As previously posted, we disabled the 10 gigabit link into Stack01 and used the XFP GBIC recovered from it to facilitate this new link. Sam and I laid new fiber optic patch leads in both rooms to the patch panels and connected these to spare ports on the Core Dell 8024F and Stack02's 5530.

However, the link refused to come up. After several hours investigation we acquired a fiber optic line tester which proved that light was coming through the new link. We then tested the ports on both switches with a fiber optic loop.

While the port and GBIC in the 8024F looped correctly, you get a rather re-assuring green link light on the transmit and receive port, it failed on the port in Stack02. We retested the XFP in its old unit, stack01 and it came up correctly using the loop.
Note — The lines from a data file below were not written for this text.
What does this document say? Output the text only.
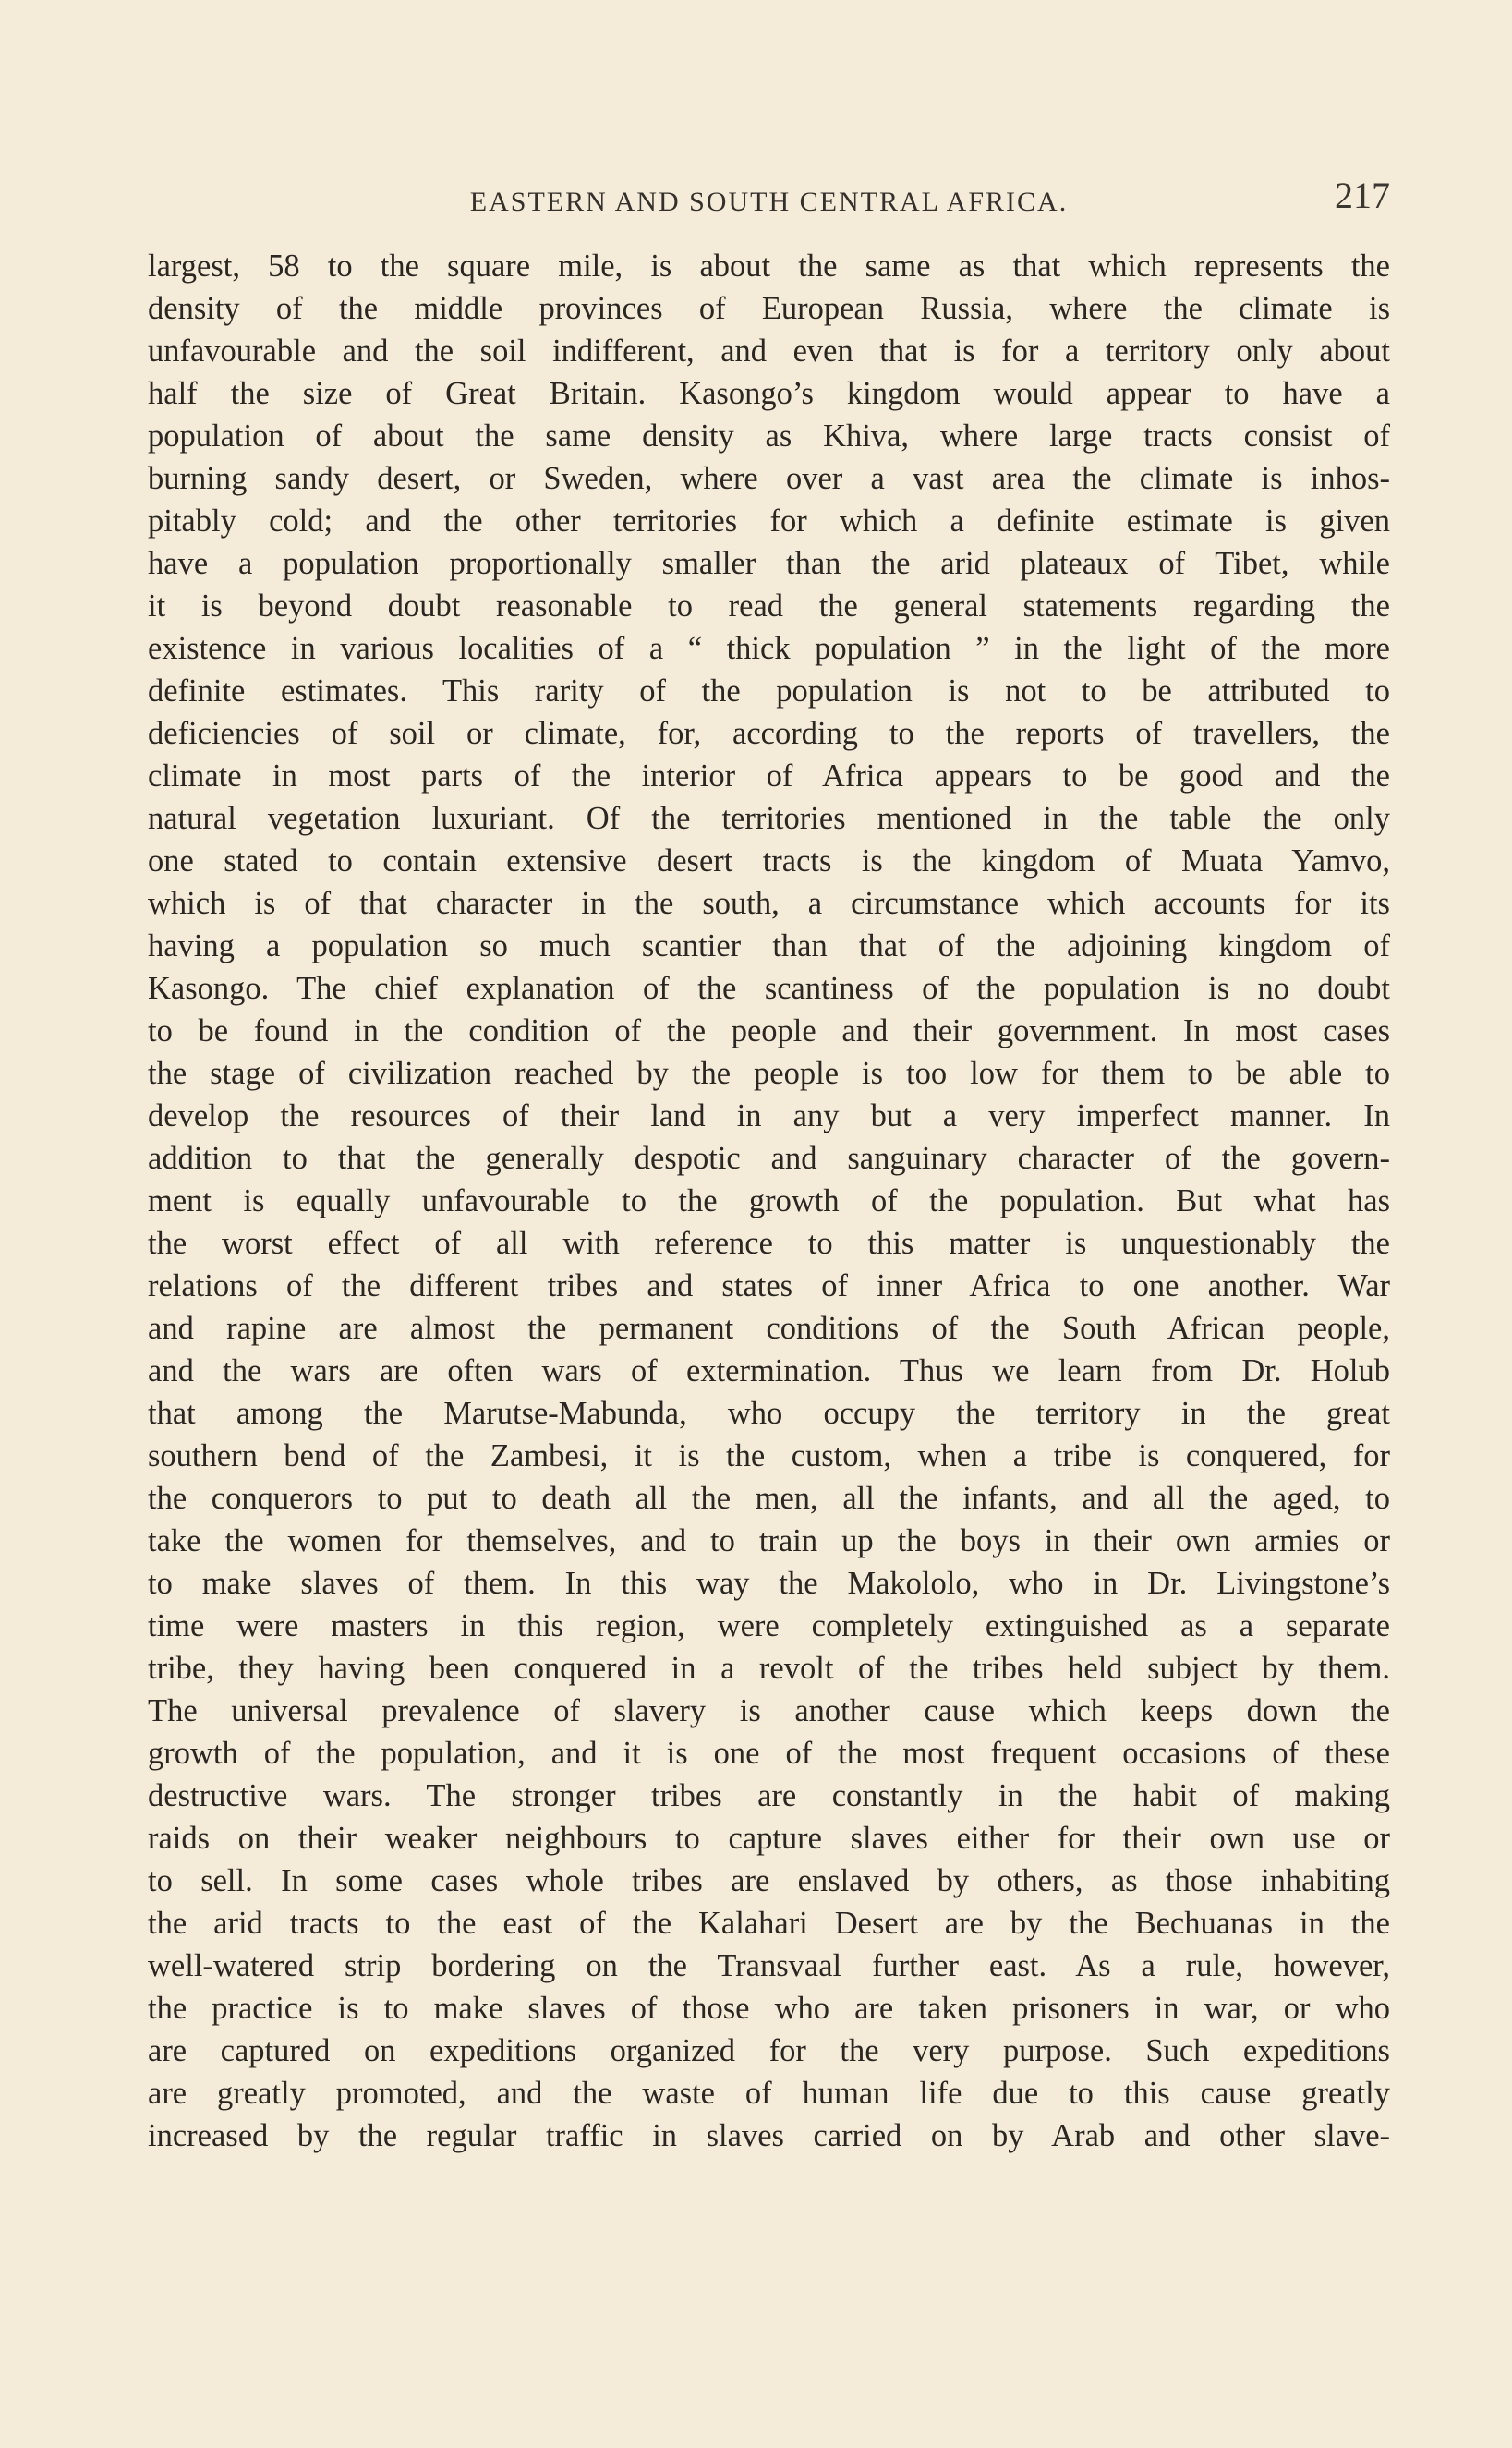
EASTERN AND SOUTH CENTRAL AFRICA.	217
largest, 58 to the square mile, is about the same as that which represents the
density of the middle provinces of European Russia, where the climate is
unfavourable and the soil indifferent, and even that is for a territory only about
half the size of Great Britain. Kasongo’s kingdom would appear to have a
population of about the same density as Khiva, where large tracts consist of
burning sandy desert, or Sweden, where over a vast area the climate is inhos-
pitably cold; and the other territories for which a definite estimate is given
have a population proportionally smaller than the arid plateaux of Tibet, while
it is beyond doubt reasonable to read the general statements regarding the
existence in various localities of a “ thick population ” in the light of the more
definite estimates. This rarity of the population is not to be attributed to
deficiencies of soil or climate, for, according to the reports of travellers, the
climate in most parts of the interior of Africa appears to be good and the
natural vegetation luxuriant. Of the territories mentioned in the table the only
one stated to contain extensive desert tracts is the kingdom of Muata Yamvo,
which is of that character in the south, a circumstance which accounts for its
having a population so much scantier than that of the adjoining kingdom of
Kasongo. The chief explanation of the scantiness of the population is no doubt
to be found in the condition of the people and their government. In most cases
the stage of civilization reached by the people is too low for them to be able to
develop the resources of their land in any but a very imperfect manner. In
addition to that the generally despotic and sanguinary character of the govern-
ment is equally unfavourable to the growth of the population. But what has
the worst effect of all with reference to this matter is unquestionably the
relations of the different tribes and states of inner Africa to one another. War
and rapine are almost the permanent conditions of the South African people,
and the wars are often wars of extermination. Thus we learn from Dr. Holub
that among the Marutse-Mabunda, who occupy the territory in the great
southern bend of the Zambesi, it is the custom, when a tribe is conquered, for
the conquerors to put to death all the men, all the infants, and all the aged, to
take the women for themselves, and to train up the boys in their own armies or
to make slaves of them. In this way the Makololo, who in Dr. Livingstone’s
time were masters in this region, were completely extinguished as a separate
tribe, they having been conquered in a revolt of the tribes held subject by them.
The universal prevalence of slavery is another cause which keeps down the
growth of the population, and it is one of the most frequent occasions of these
destructive wars. The stronger tribes are constantly in the habit of making
raids on their weaker neighbours to capture slaves either for their own use or
to sell. In some cases whole tribes are enslaved by others, as those inhabiting
the arid tracts to the east of the Kalahari Desert are by the Bechuanas in the
well-watered strip bordering on the Transvaal further east. As a rule, however,
the practice is to make slaves of those who are taken prisoners in war, or who
are captured on expeditions organized for the very purpose. Such expeditions
are greatly promoted, and the waste of human life due to this cause greatly
increased by the regular traffic in slaves carried on by Arab and other slave-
While we are using 62.5 um patch leads which, under the standards can't be driven as far as 50 um,  we thought this may have been the issue, we confirmed that this wasn't the case through the re-testing of all the components end to end with the fiber optic meter.

We cleaned out the interface slot on the Stack02 5530 with compressed air and isopropyl alcohol,  the port, while recognising the gbic correctly, did not bring up the link.  We fear that the on board optical interface is damaged, however we would need to put the site into downtime to confirm this, so we have come up with a Plan B.

As we have successfully built a LAG between 141 and 243d which is in place and did not impact service at all during its commissioning, and have laid in the fiber interconnect,  we have decided to investigate moving our second 5530 into Stack02 from Stack01 to give us the 20 Gigabit uplink that we require within the core of the network.

More on this after the move. 

As an aside, you never know how windy cold aisles are, until you lift a floor tile. Sam is on the floor in this image and not glued to the ceiling as his hair direction may imply.